This week: Volume and capacity
This is a practical, hands on activity with lots of problem solving and discussion. The most important part is the thinking and discussion that takes place. Asking your child to explain why they believe something when estimating or explaining why they have the outcome they do.
Have fun, set some boundaries, and maybe have a towel nearby in case their predictions go very wrong!! If you have an outside space for this activity, so much the better!
Collect a variety of bottles or containers in lots of different shapes and sizes. Discuss their properties; tall, short, round, most, least, curvy etc.
Then ask your child to sort them in a line from the one that holds the least water to the one that holds the most.
Ask your child to explain their decisions, resist the urge to give anything away by your tone, face, body language.
Otherwise your child may change their mind or the order not because they have thought about it, rather because they think you don’t believe it is correct.
It is far better and lots more beneficial to your child if you let them make a mistake and then address their misconception!
Next, ask your child for ideas on how they can test their order to see if it was right? Once again, let them use their idea first (even if it is ridiculous and inefficient!) and then address this when they realise it’s not working or they are becoming frustrated.
Chat about why certain bottles/containers hold more/less than others. Is it always the tallest one which holds the most? Why?

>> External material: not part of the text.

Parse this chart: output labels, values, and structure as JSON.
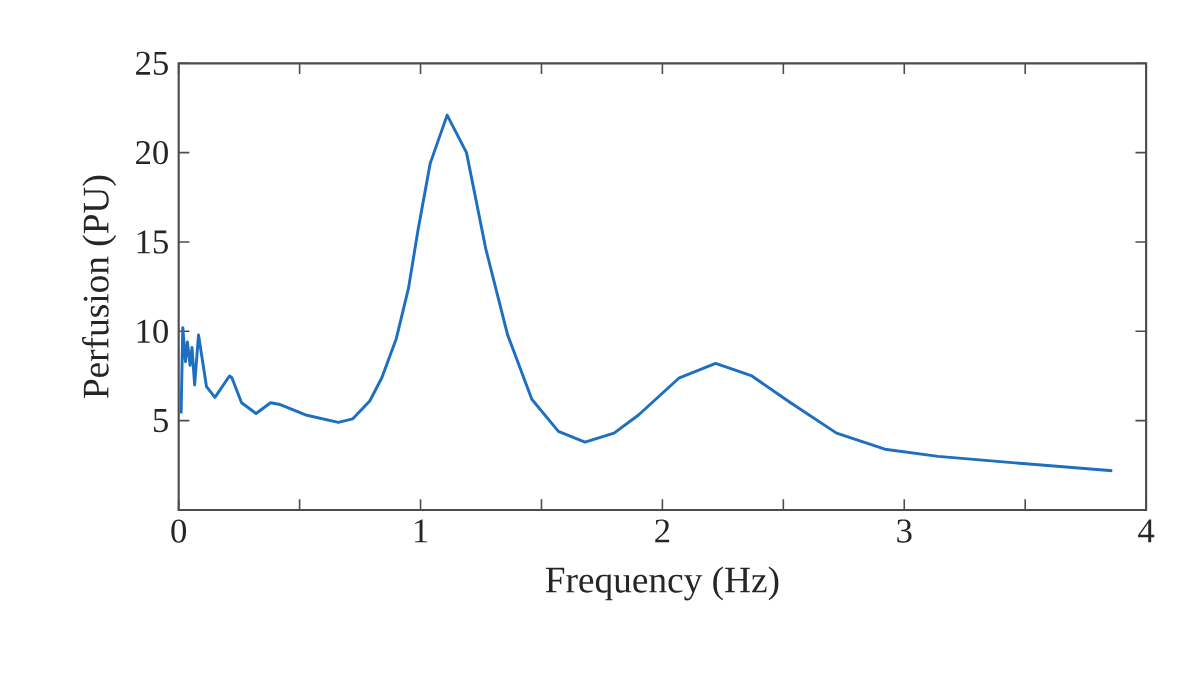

Label the containers 1, 2, 3, 4 etc.
Then ask; How many number 1’s will it take to fill container number 5? Your child should estimate first, then test their hypothesis. Again, more discussions around were they correct? How many more/less did it actually take?
Allow and actively encourage your child to explore the different containers. How many of each does it take to fill another?
Mark a large plastic bottle with numbers up the side. Then ask your child to estimate how many cups/scoops it takes to get the bottle to number 6 etc?
Introduce vocabulary such as full, empty, half full, most, least.
This topic must be explored and revisited over the week. Do not try to do everything in one session. Rather, concentrate on one aspect and let your child investigate this fully.
If your child poses their own questions or problems to solve, so much the better as it shows they are trying to reason and thinking critically.
The questions you can pose are endless, can they find another container that holds the same as number 4?
Which container would you use to fill a paddling pool? Why?